O primeiro critério de resolução de conflitos, também conhecido como critério central de divisão de competências, é o da predominância de interesses. Sendo assim, quando o interesse for de abrangência nacional, a competência será da União; quando for interesse regional, a competência será do Estado; e quando for interesse local, a competência será do Município.
O segundo critério foi desenvolvido pela Suprema Corte norte-americana e adotada pelo STF, conhecido como a “teoria dos poderes implícitos”. Por essa teoria, quando a constituição expressamente atribui uma competência a um determinado ente, ela implicitamente também lhe atribui as competências necessárias para realiza-la.
Já o terceiro critério é o princípio da subsidiariedade, consistindo em uma técnica adotada pela União Europeia. Cuida-se de um método que tem por objetivo prestigiar as competências dos entes menores, no qual a competência só é concedida a um ente maior quando o ente menor não tiver condições de bem exercâ-la.
Frisa-se que o princípio da subsidiariedade está atrelado a ideia de laboratório legislativo, ou seja, quanto mais perto da sociedade o poder for exercido, maior será a referibilidade da vontade popular, assim como a sua participação no que tange à fiscalização.

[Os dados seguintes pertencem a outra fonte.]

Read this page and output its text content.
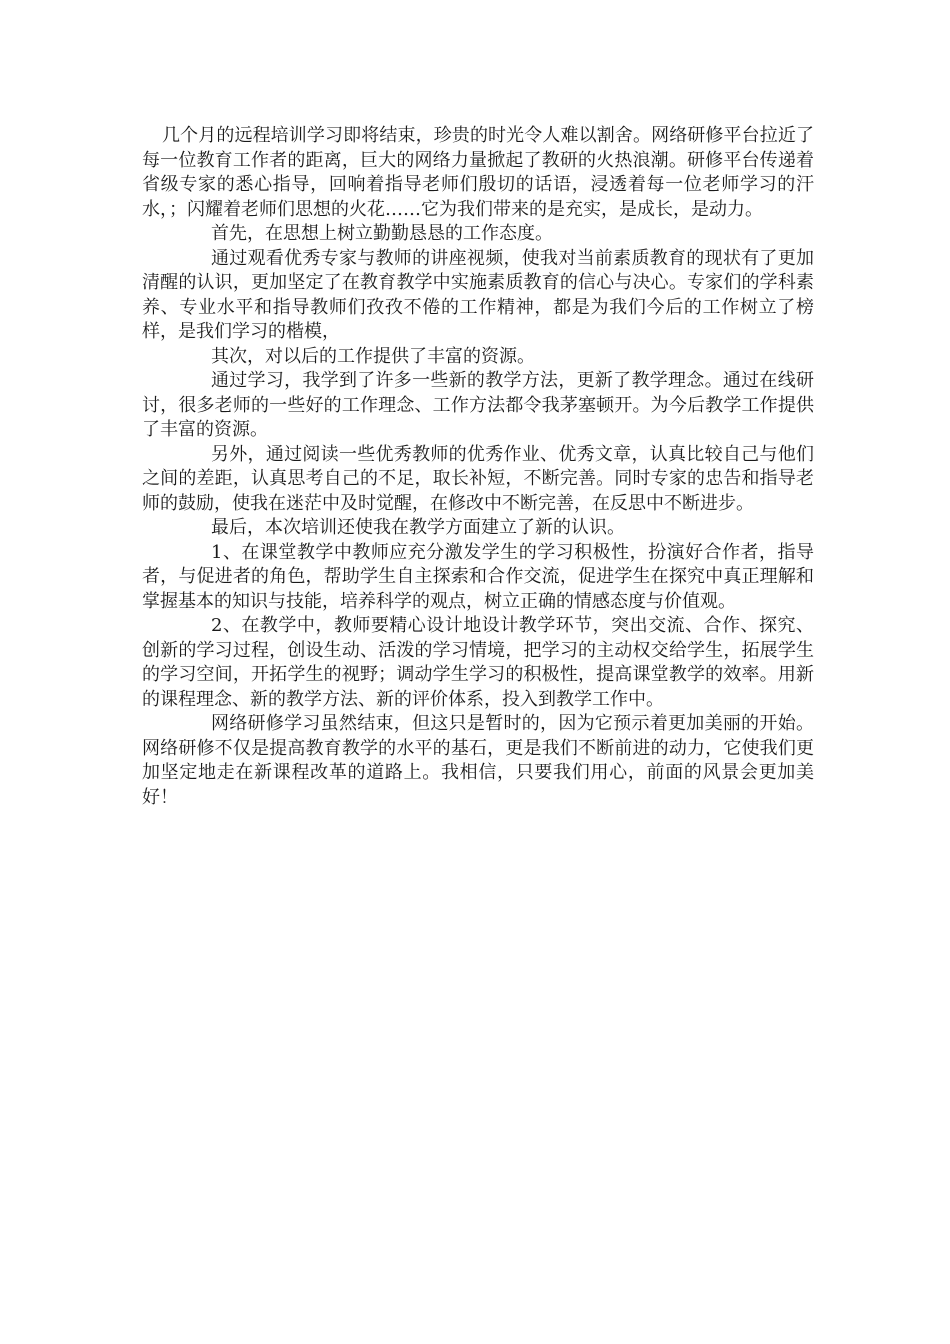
几个月的远程培训学习即将结束，珍贵的时光令人难以割舍。网络研修平台拉近了每一位教育工作者的距离，巨大的网络力量掀起了教研的火热浪潮。研修平台传递着省级专家的悉心指导，回响着指导老师们殷切的话语，浸透着每一位老师学习的汗水，；闪耀着老师们思想的火花……它为我们带来的是充实，是成长，是动力。

首先，在思想上树立勤勤恳恳的工作态度。

通过观看优秀专家与教师的讲座视频，使我对当前素质教育的现状有了更加清醒的认识，更加坚定了在教育教学中实施素质教育的信心与决心。专家们的学科素养、专业水平和指导教师们孜孜不倦的工作精神，都是为我们今后的工作树立了榜样，是我们学习的楷模，

其次，对以后的工作提供了丰富的资源。

通过学习，我学到了许多一些新的教学方法，更新了教学理念。通过在线研讨，很多老师的一些好的工作理念、工作方法都令我茅塞顿开。为今后教学工作提供了丰富的资源。

另外，通过阅读一些优秀教师的优秀作业、优秀文章，认真比较自己与他们之间的差距，认真思考自己的不足，取长补短，不断完善。同时专家的忠告和指导老师的鼓励，使我在迷茫中及时觉醒，在修改中不断完善，在反思中不断进步。

最后，本次培训还使我在教学方面建立了新的认识。

1、在课堂教学中教师应充分激发学生的学习积极性，扮演好合作者，指导者，与促进者的角色，帮助学生自主探索和合作交流，促进学生在探究中真正理解和掌握基本的知识与技能，培养科学的观点，树立正确的情感态度与价值观。

2、在教学中，教师要精心设计地设计教学环节，突出交流、合作、探究、创新的学习过程，创设生动、活泼的学习情境，把学习的主动权交给学生，拓展学生的学习空间，开拓学生的视野；调动学生学习的积极性，提高课堂教学的效率。用新的课程理念、新的教学方法、新的评价体系，投入到教学工作中。

网络研修学习虽然结束，但这只是暂时的，因为它预示着更加美丽的开始。网络研修不仅是提高教育教学的水平的基石，更是我们不断前进的动力，它使我们更加坚定地走在新课程改革的道路上。我相信，只要我们用心，前面的风景会更加美好！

O Supremo Tribunal Federal adota os critérios supramencionados em diversos de julgados, como por exemplo:
Ementa: COSTITUCIONAL. FEDERALISMO E RESPEITO ÀS REGRAS DE DISTRIBUIÇÃO DE COMPETÊNCIA. LEI ESTADUAL 23.797/2021 DE MINAS GERAIS. SANEAMENTO BÁSICO. ISENÇÃO DE TARIFA. SERVIÇOS DE INTERESSE LOCAL. COMPETÊNCIA DOS MUNICÍPIOS. CONTRATO DE CONCESSÃO. EQUILÍBRIO ECONÔMICOFINANCEIRO. 1. As regras de distribuição de competências legislativas são alicerces do federalismo e consagram a fórmula de divisão de centros de poder em um Estado de Direito. Princípio da predominância do interesse. 2. A Constituição Federal de 1988, presumindo de forma absoluta para algumas matérias a presença do princípio da predominância do interesse, estabeleceu, a priori, diversas competências para cada um dos entes federativos – União, Estados-Membros, Distrito Federal e Municípios – e, a partir dessas opções, pode ora acentuar maior centralização de poder, principalmente na própria União (CF, art. 22), ora permitir uma maior descentralização nos Estados-Membros e nos Municípios (CF, arts. 24 e 30, inciso I). 3. As competências municipais, dentro dessa ideia de predominância de interesse, foram enumeradas no art. 30 da Constituição Federal, o qual expressamente atribuiu aos Municípios a competência para legislar sobre assuntos de interesse local (art. 30, I) e para suplementar a legislação federal e a estadual no que couber (art. 30, II). 4. Lei estadual que atribui ao Poder Executivo estadual a faculdade de isentar o pagamento de tarifas de saneamento básico incorre em violação aos arts. 23, IX; 21, XX e 30, I e V da Constituição Federal. 5. É da essência da regulação setorial a autonomia das agências para a definição dos valores de tarifas, observados os termos e a juridicidade do contrato subjacente. Precedentes. 6. Ação direta de inconstitucionalidade julgada procedente. (Supremo Tribunal Federal, Tribunal Pleno, ADI 6912, Relator Ministro Alexandre de Moraes, Julgamento em 16/08/2022, Publicação em 22/08/2022 – destaque nosso)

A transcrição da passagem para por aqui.